In the wake of India’s new citizenship law that the Indian parliament amended in December of 2019, anti-Citizenship Act protests have only gathered steam. The protests have increased organically which means they are adhoc and unorganized. They first started in the North East and then throughout the country, aided by police attempts at violently shutting them down on college campuses. This includes 40 sit-ins around the country. Some believe this is more of a political issue than a religious fight against a new amendment.
The new amendment to the citizenship law was intended to speed up the process of providing citizenship to persecuted religious minorities. The underlying specifics only permitted non-Muslims from three neighboring Muslim countries to apply. It appears that the Citizenship Act amendments was squarely aimed at helping the Bharatiya Janata Party’s election prospects in West Bengal.
A month after the amendment, Modi is still dealing with the fallout of the amendments. Protests against the have brought people who are against the amendments to the streets as well as the deaths of more than 20 in police violence.
The Administration Had a Plan
The administration had a plan to deal with any pushback. As part of the passage of the amendments, the government extended further concessions to states in the North East. It now appears that protesters in the North East also fear that the amendments would cause demographic changes.
Many in the government are not taking the changes sitting down. Left Front-ruled Kerala and Congress-ruled Chhattisgarh governments have already approached the Supreme Court calling the citizenship amendments unconstitutional. Some of the chief ministers such as Mamata Banerjee of West Bengal and Pinarayi Vijayan of Kerala have also been reported as saying that they would not implement the CAA. This comes despite the governments in the states understanding that they cannot refuse to implement a law that has been passed by Parliament. What they can do is challenge a law if Parliament infringes upon the rights of the state legislatures.
The state legislatures are experiencing blowback from the Modi government. Prime Minister Narendra Modi questioned the Opposition leaders, particularly those in Bengal and Kerala in December over their statements about not implementing the CAA.

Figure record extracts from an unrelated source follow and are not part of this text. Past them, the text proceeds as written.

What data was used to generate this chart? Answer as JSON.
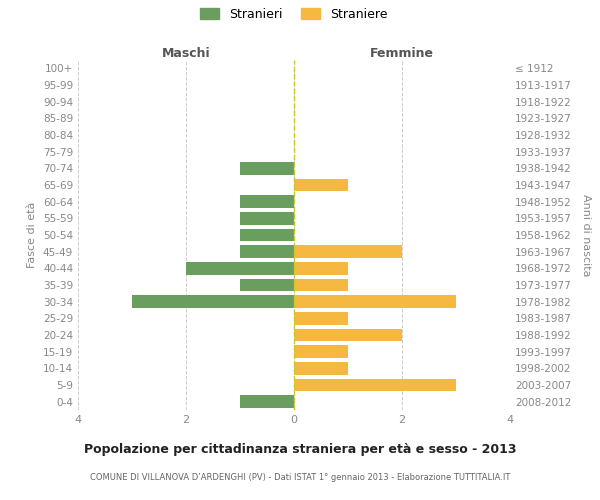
{
  "age_groups": [
    "100+",
    "95-99",
    "90-94",
    "85-89",
    "80-84",
    "75-79",
    "70-74",
    "65-69",
    "60-64",
    "55-59",
    "50-54",
    "45-49",
    "40-44",
    "35-39",
    "30-34",
    "25-29",
    "20-24",
    "15-19",
    "10-14",
    "5-9",
    "0-4"
  ],
  "birth_years": [
    "≤ 1912",
    "1913-1917",
    "1918-1922",
    "1923-1927",
    "1928-1932",
    "1933-1937",
    "1938-1942",
    "1943-1947",
    "1948-1952",
    "1953-1957",
    "1958-1962",
    "1963-1967",
    "1968-1972",
    "1973-1977",
    "1978-1982",
    "1983-1987",
    "1988-1992",
    "1993-1997",
    "1998-2002",
    "2003-2007",
    "2008-2012"
  ],
  "males": [
    0,
    0,
    0,
    0,
    0,
    0,
    1,
    0,
    1,
    1,
    1,
    1,
    2,
    1,
    3,
    0,
    0,
    0,
    0,
    0,
    1
  ],
  "females": [
    0,
    0,
    0,
    0,
    0,
    0,
    0,
    1,
    0,
    0,
    0,
    2,
    1,
    1,
    3,
    1,
    2,
    1,
    1,
    3,
    0
  ],
  "male_color": "#6a9e5e",
  "female_color": "#f5b942",
  "title": "Popolazione per cittadinanza straniera per età e sesso - 2013",
  "subtitle": "COMUNE DI VILLANOVA D’ARDENGHI (PV) - Dati ISTAT 1° gennaio 2013 - Elaborazione TUTTITALIA.IT",
  "xlabel_left": "Maschi",
  "xlabel_right": "Femmine",
  "ylabel_left": "Fasce di età",
  "ylabel_right": "Anni di nascita",
  "legend_male": "Stranieri",
  "legend_female": "Straniere",
  "xlim": 4,
  "background_color": "#ffffff",
  "grid_color": "#cccccc",
  "text_color": "#888888",
  "bar_height": 0.75
}
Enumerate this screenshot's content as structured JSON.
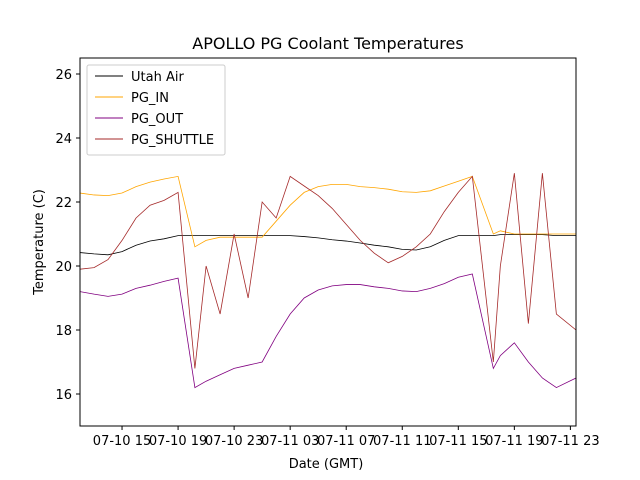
{
  "chart_data": {
    "type": "line",
    "title": "APOLLO PG Coolant Temperatures",
    "xlabel": "Date (GMT)",
    "ylabel": "Temperature (C)",
    "x_unit": "hours since 07-10 12:00 GMT",
    "xlim": [
      0,
      35.4
    ],
    "ylim": [
      15.0,
      26.5
    ],
    "yticks": [
      16,
      18,
      20,
      22,
      24,
      26
    ],
    "xticks": [
      {
        "value": 3,
        "label": "07-10 15"
      },
      {
        "value": 7,
        "label": "07-10 19"
      },
      {
        "value": 11,
        "label": "07-10 23"
      },
      {
        "value": 15,
        "label": "07-11 03"
      },
      {
        "value": 19,
        "label": "07-11 07"
      },
      {
        "value": 23,
        "label": "07-11 11"
      },
      {
        "value": 27,
        "label": "07-11 15"
      },
      {
        "value": 31,
        "label": "07-11 19"
      },
      {
        "value": 35,
        "label": "07-11 23"
      }
    ],
    "grid": false,
    "legend_position": "top-left",
    "series": [
      {
        "name": "Utah Air",
        "color": "#000000",
        "points": [
          [
            0,
            20.42
          ],
          [
            1,
            20.38
          ],
          [
            2,
            20.35
          ],
          [
            3,
            20.45
          ],
          [
            4,
            20.65
          ],
          [
            5,
            20.78
          ],
          [
            6,
            20.85
          ],
          [
            7,
            20.95
          ],
          [
            8.2,
            20.95
          ],
          [
            10,
            20.95
          ],
          [
            12,
            20.95
          ],
          [
            14,
            20.95
          ],
          [
            15,
            20.95
          ],
          [
            16,
            20.92
          ],
          [
            17,
            20.88
          ],
          [
            18,
            20.82
          ],
          [
            19,
            20.78
          ],
          [
            20,
            20.72
          ],
          [
            21,
            20.65
          ],
          [
            22,
            20.6
          ],
          [
            23,
            20.52
          ],
          [
            24,
            20.5
          ],
          [
            25,
            20.6
          ],
          [
            26,
            20.8
          ],
          [
            27,
            20.95
          ],
          [
            28,
            20.95
          ],
          [
            29.5,
            20.95
          ],
          [
            30,
            20.98
          ],
          [
            31,
            20.98
          ],
          [
            32,
            20.98
          ],
          [
            33,
            20.98
          ],
          [
            34,
            20.95
          ],
          [
            35.4,
            20.95
          ]
        ]
      },
      {
        "name": "PG_IN",
        "color": "#ffa500",
        "points": [
          [
            0,
            22.28
          ],
          [
            1,
            22.22
          ],
          [
            2,
            22.2
          ],
          [
            3,
            22.28
          ],
          [
            4,
            22.48
          ],
          [
            5,
            22.62
          ],
          [
            6,
            22.72
          ],
          [
            7,
            22.8
          ],
          [
            8.2,
            20.6
          ],
          [
            9,
            20.8
          ],
          [
            10,
            20.9
          ],
          [
            11,
            20.9
          ],
          [
            12,
            20.9
          ],
          [
            13,
            20.9
          ],
          [
            14,
            21.4
          ],
          [
            15,
            21.9
          ],
          [
            16,
            22.3
          ],
          [
            17,
            22.48
          ],
          [
            18,
            22.55
          ],
          [
            19,
            22.55
          ],
          [
            20,
            22.48
          ],
          [
            21,
            22.45
          ],
          [
            22,
            22.4
          ],
          [
            23,
            22.32
          ],
          [
            24,
            22.3
          ],
          [
            25,
            22.35
          ],
          [
            26,
            22.5
          ],
          [
            27,
            22.65
          ],
          [
            28,
            22.8
          ],
          [
            29.5,
            21.0
          ],
          [
            30,
            21.1
          ],
          [
            31,
            21.0
          ],
          [
            32,
            21.0
          ],
          [
            33,
            21.0
          ],
          [
            34,
            21.0
          ],
          [
            35.4,
            21.0
          ]
        ]
      },
      {
        "name": "PG_OUT",
        "color": "#800080",
        "points": [
          [
            0,
            19.2
          ],
          [
            1,
            19.12
          ],
          [
            2,
            19.05
          ],
          [
            3,
            19.12
          ],
          [
            4,
            19.3
          ],
          [
            5,
            19.4
          ],
          [
            6,
            19.52
          ],
          [
            7,
            19.62
          ],
          [
            8.2,
            16.2
          ],
          [
            9,
            16.4
          ],
          [
            10,
            16.6
          ],
          [
            11,
            16.8
          ],
          [
            12,
            16.9
          ],
          [
            13,
            17.0
          ],
          [
            14,
            17.8
          ],
          [
            15,
            18.5
          ],
          [
            16,
            19.0
          ],
          [
            17,
            19.25
          ],
          [
            18,
            19.38
          ],
          [
            19,
            19.42
          ],
          [
            20,
            19.42
          ],
          [
            21,
            19.35
          ],
          [
            22,
            19.3
          ],
          [
            23,
            19.22
          ],
          [
            24,
            19.2
          ],
          [
            25,
            19.3
          ],
          [
            26,
            19.45
          ],
          [
            27,
            19.65
          ],
          [
            28,
            19.75
          ],
          [
            29.5,
            16.8
          ],
          [
            30,
            17.2
          ],
          [
            31,
            17.6
          ],
          [
            32,
            17.0
          ],
          [
            33,
            16.5
          ],
          [
            34,
            16.2
          ],
          [
            35.4,
            16.5
          ]
        ]
      },
      {
        "name": "PG_SHUTTLE",
        "color": "#a52a2a",
        "points": [
          [
            0,
            19.9
          ],
          [
            1,
            19.95
          ],
          [
            2,
            20.2
          ],
          [
            3,
            20.8
          ],
          [
            4,
            21.5
          ],
          [
            5,
            21.9
          ],
          [
            6,
            22.05
          ],
          [
            7,
            22.3
          ],
          [
            8.2,
            16.8
          ],
          [
            9,
            20.0
          ],
          [
            10,
            18.5
          ],
          [
            11,
            21.0
          ],
          [
            12,
            19.0
          ],
          [
            13,
            22.0
          ],
          [
            14,
            21.5
          ],
          [
            15,
            22.8
          ],
          [
            16,
            22.5
          ],
          [
            17,
            22.2
          ],
          [
            18,
            21.8
          ],
          [
            19,
            21.3
          ],
          [
            20,
            20.8
          ],
          [
            21,
            20.4
          ],
          [
            22,
            20.1
          ],
          [
            23,
            20.3
          ],
          [
            24,
            20.6
          ],
          [
            25,
            21.0
          ],
          [
            26,
            21.7
          ],
          [
            27,
            22.3
          ],
          [
            28,
            22.8
          ],
          [
            29.5,
            17.0
          ],
          [
            30,
            20.0
          ],
          [
            31,
            22.9
          ],
          [
            32,
            18.2
          ],
          [
            33,
            22.9
          ],
          [
            34,
            18.5
          ],
          [
            35.4,
            18.0
          ]
        ]
      }
    ]
  }
}
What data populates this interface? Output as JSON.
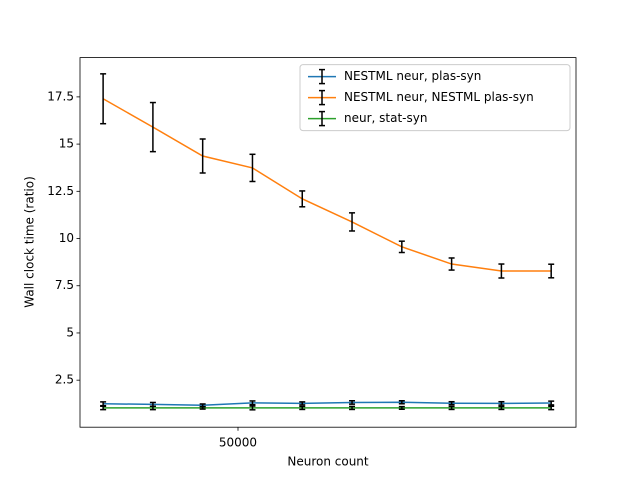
{
  "chart_data": {
    "type": "line",
    "xlabel": "Neuron count",
    "ylabel": "Wall clock time (ratio)",
    "x": [
      25000,
      32290,
      41700,
      53860,
      69560,
      89840,
      116040,
      149870,
      193570,
      250000
    ],
    "xscale": "log",
    "xlim": [
      22200,
      284000
    ],
    "xticks": [
      50000
    ],
    "ylim": [
      0.01,
      19.58
    ],
    "yticks": [
      2.5,
      5,
      7.5,
      10,
      12.5,
      15,
      17.5
    ],
    "yticks_labels": [
      "2.5",
      "5",
      "7.5",
      "10",
      "12.5",
      "15",
      "17.5"
    ],
    "legend": "upper right",
    "errorbar_color": "#000000",
    "series": [
      {
        "name": "NESTML neur, plas-syn",
        "color": "#1f77b4",
        "values": [
          1.25,
          1.22,
          1.17,
          1.3,
          1.27,
          1.32,
          1.33,
          1.28,
          1.27,
          1.29
        ],
        "errors": [
          0.1,
          0.1,
          0.07,
          0.1,
          0.08,
          0.09,
          0.08,
          0.08,
          0.09,
          0.1
        ]
      },
      {
        "name": "NESTML neur, NESTML plas-syn",
        "color": "#ff7f0e",
        "values": [
          17.4,
          15.9,
          14.37,
          13.74,
          12.1,
          10.88,
          9.56,
          8.65,
          8.28,
          8.28
        ],
        "errors": [
          1.32,
          1.3,
          0.9,
          0.72,
          0.42,
          0.48,
          0.3,
          0.32,
          0.37,
          0.36
        ]
      },
      {
        "name": "neur, stat-syn",
        "color": "#2ca02c",
        "values": [
          1.03,
          1.03,
          1.03,
          1.03,
          1.03,
          1.03,
          1.03,
          1.03,
          1.03,
          1.03
        ],
        "errors": [
          0.09,
          0.09,
          0.06,
          0.1,
          0.08,
          0.08,
          0.07,
          0.08,
          0.08,
          0.09
        ]
      }
    ]
  }
}
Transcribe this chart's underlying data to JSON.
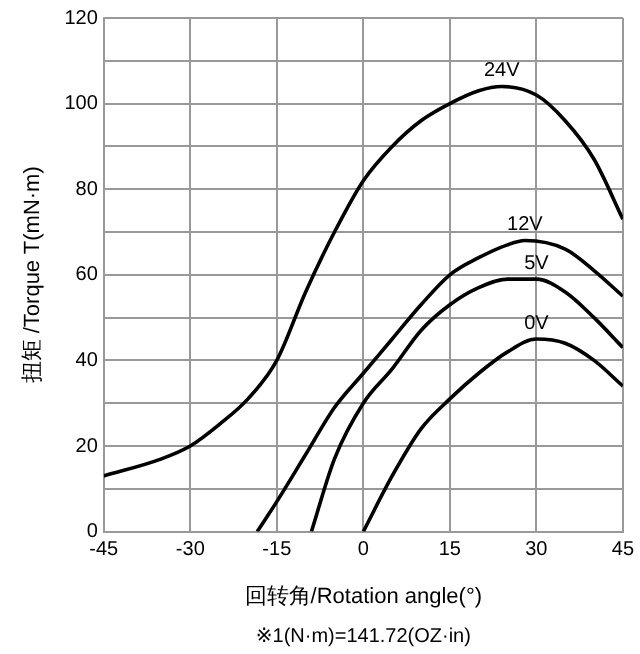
{
  "chart_data": {
    "type": "line",
    "xlabel": "回转角/Rotation angle(°)",
    "ylabel": "扭矩 /Torque T(mN·m)",
    "annotations": [
      "※1(N·m)=141.72(OZ·in)"
    ],
    "xlim": [
      -45,
      45
    ],
    "xticks": [
      -45,
      -30,
      -15,
      0,
      15,
      30,
      45
    ],
    "ylim": [
      0,
      120
    ],
    "yticks": [
      0,
      {
        "value": 10,
        "label": null
      },
      20,
      {
        "value": 30,
        "label": null
      },
      40,
      {
        "value": 50,
        "label": null
      },
      60,
      {
        "value": 70,
        "label": null
      },
      80,
      {
        "value": 90,
        "label": null
      },
      100,
      {
        "value": 110,
        "label": null
      },
      120
    ],
    "grid": true,
    "legend": false,
    "marker": "none",
    "line_style": "solid",
    "series": [
      {
        "name": "24V",
        "color": "#000000",
        "x": [
          -45,
          -35,
          -30,
          -25,
          -20,
          -15,
          -10,
          -5,
          0,
          5,
          10,
          15,
          20,
          24,
          30,
          35,
          40,
          45
        ],
        "values": [
          13,
          17,
          20,
          25,
          31,
          40,
          56,
          70,
          82,
          90,
          96,
          100,
          103,
          104,
          102,
          96,
          87,
          73
        ]
      },
      {
        "name": "12V",
        "color": "#000000",
        "x": [
          -18.4,
          -15,
          -10,
          -5,
          0,
          5,
          10,
          15,
          20,
          25,
          28,
          35,
          40,
          45
        ],
        "values": [
          0,
          7,
          18,
          29,
          37,
          45,
          53,
          60,
          64,
          67,
          68,
          66,
          61,
          55
        ]
      },
      {
        "name": "5V",
        "color": "#000000",
        "x": [
          -9,
          -5,
          0,
          5,
          10,
          15,
          20,
          25,
          30,
          35,
          40,
          45
        ],
        "values": [
          0,
          17,
          30,
          38,
          47,
          53,
          57,
          59,
          59,
          56,
          50,
          43
        ]
      },
      {
        "name": "0V",
        "color": "#000000",
        "x": [
          0,
          5,
          10,
          15,
          20,
          25,
          30,
          35,
          40,
          45
        ],
        "values": [
          0,
          13,
          24,
          31,
          37,
          42,
          45,
          44,
          40,
          34
        ]
      }
    ]
  }
}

The state governments that have said they cannot implement the citizenship amendments likely do not have that option legally. Politically, the Opposition-ruled states can resort to a political battle with the Modi government until the Supreme Court settles the debate. Given the political nature of the protests to the citizenship amendment by state governments, the BJP leaders including PM Modi have blamed the continued protests on the Congress. This appears to be more of a political battle than a movement against a new amendment. The anti-CAA resolutions by the opposition-ruled states will likely continue to be a political fight with PM Modi, as opposed to a growing movement against a religious issue.